In fact, you have no control over external people and things. When others set fire to your heart, you habitually start putting out the fire every day. And Huang Tingchan will let you understand that those negative thoughts that you previously regarded as scourges are actually not that terrible. This is what the Buddhists call "there is nothing in the first place, so where is the dust". Those injustices done to you by others, those entanglements and worries at work, those worries and anxieties about the future, and those inner "gunpowder" are just false illusions, the "ups and downs of your heart and mind" and fabrications in your heart. Various stories and various negative emotions caused by the shadow cast on the soul in the past. Realize this and negative emotions can no longer hurt you. When negative emotions come, it will be easier for you to be a bystander, see them, accept them, and then let them go.

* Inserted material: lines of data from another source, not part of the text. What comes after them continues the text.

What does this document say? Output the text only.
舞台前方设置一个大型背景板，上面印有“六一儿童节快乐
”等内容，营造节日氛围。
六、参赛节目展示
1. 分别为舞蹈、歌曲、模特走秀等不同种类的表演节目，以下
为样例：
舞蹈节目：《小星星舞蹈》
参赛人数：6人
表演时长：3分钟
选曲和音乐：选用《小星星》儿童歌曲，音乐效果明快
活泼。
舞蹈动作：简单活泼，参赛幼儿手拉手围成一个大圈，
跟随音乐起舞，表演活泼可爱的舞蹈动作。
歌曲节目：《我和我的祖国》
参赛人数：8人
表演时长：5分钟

In short, on the road to pursuing spiritual growth, you must continue to receive training and face your own homework, just like muscle training, which also requires long-term exercise to be effective. In Martina's books and in the books of many others, as well as in my books, there are many different ways to help you develop the inner strength to stay the same in the face of change. Just like swimming in the ocean, the waves keep coming, and if you don't have another force to catch yourself, you will be swept away by the waves.
Martina: I would add that of all emotions, anger is the most toxic and self-destructive. So from a medical perspective, dealing with anger is more important than dealing with other emotions.
Also, many people say they are never angry, which means they have buried their anger so deeply that they can no longer recognize it. This is very dangerous. Anger is just as normal as other emotions and human reactions, and if you can't get angry, you have a big problem. Long-term suppression of anger can lead to "passive aggression" or vitriol, and can lead to illness, degradation, or self-destruction.
So anger is more toxic to the body than other emotions. Traditional Chinese medicine theory believes that anger is connected to the liver, and the liver is the mother of the heart. If the liver is poisoned, the heart will also be poisoned. This is why it is necessary to forgive when you are angry, because forgiveness allows the heart to release the poison caused by the liver.